The Old Birkfeldians is the Alumni Association of St Joseph's College. It is named after the site of the original school (Birkfield House). It has been merged with the Alumni Association of the old Junior School (Old Oakhillians).

- Richard Ayoade, actor and comedian
- Derek Henderson, international DJ
- Sean Blowers, actor
- Sir Dominick Chilcott, British High Commissioner to Sri Lanka and Ambassador to Iran, Ireland and Turkey
- Dominic Christian, CEO of Aon UK
- Brian Eno, musician
- Jonathan Green, journalist
- Matt Henry, New Zealand cricketer
- Matt Hunn, Kent cricketer
- Trevor Jacques, writer and researcher in the area of consensual BDSM, sexual fetishism and sexual health
- Lewis Ludlam, Northampton Saints rugby player
- John McDonnell, Labour Shadow Chancellor of the Exchequer
- Pablo Miller
- Pat Mills, comics writer and editor
- Chris Mullin, Labour Member of Parliament
- Dan Murphy, Harlequins rugby player
- Peter Nelson, 9th Earl Nelson, hereditary peer
- Vincent Regan, actor
- Drew Locke, rugby
- Louise Rickard, rugby player
- James Rowe, professional football manager
- George Wacokecoke, Bath rugby player
- Richard Westbrook, racing driver
- David Willis, journalist

==Sexual abuse==
Francis Carolan, a former RE schoolmaster and assistant housemaster at St Joseph's College, was remanded in custody and charged in November 2021 with four offences of indecent assault on a boy aged between 14 and 15 in the early 1990s.

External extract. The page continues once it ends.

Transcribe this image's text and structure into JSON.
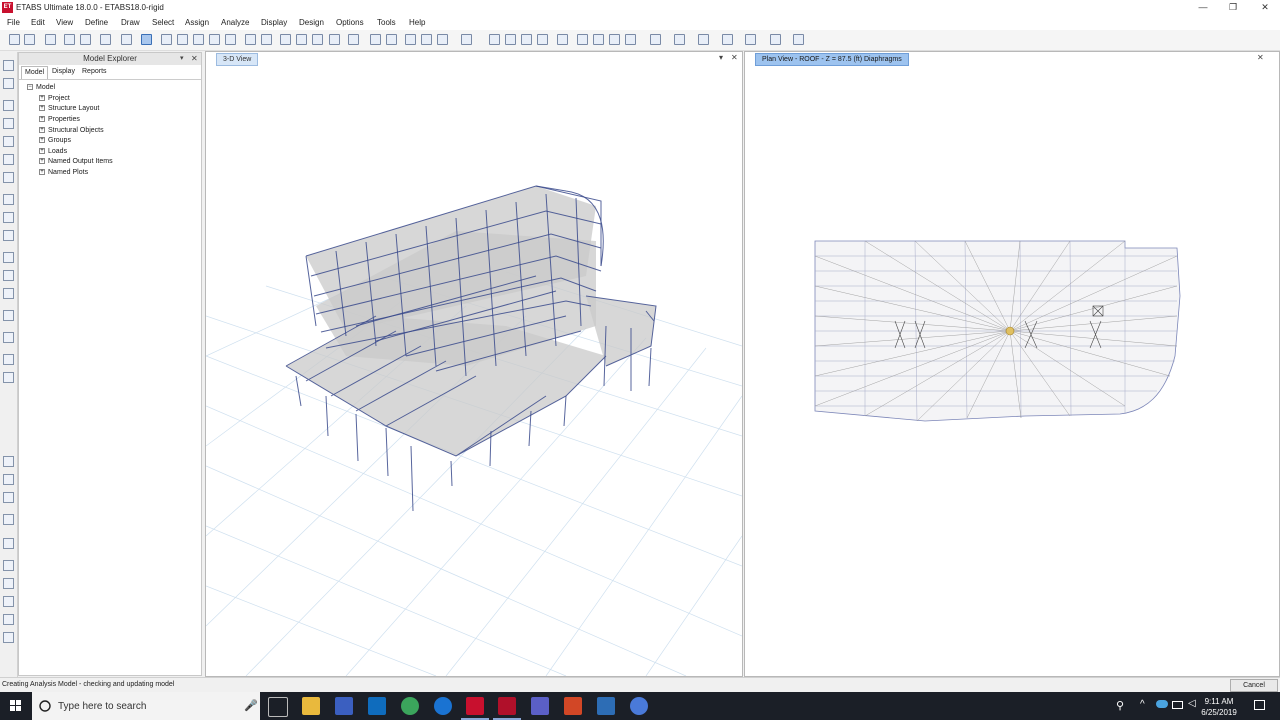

Carolan committed suicide shortly before his trial was due to take place.

==Popular culture==
In August 2005, the school became the setting for the third and final season of Channel 4's historical reality show That'll Teach 'Em. The school was re-branded as "Charles Darwin Grammar School" and took thirty sixteen-year-olds for a month of 1950s-style boarding school education, with an emphasis on practical sciences.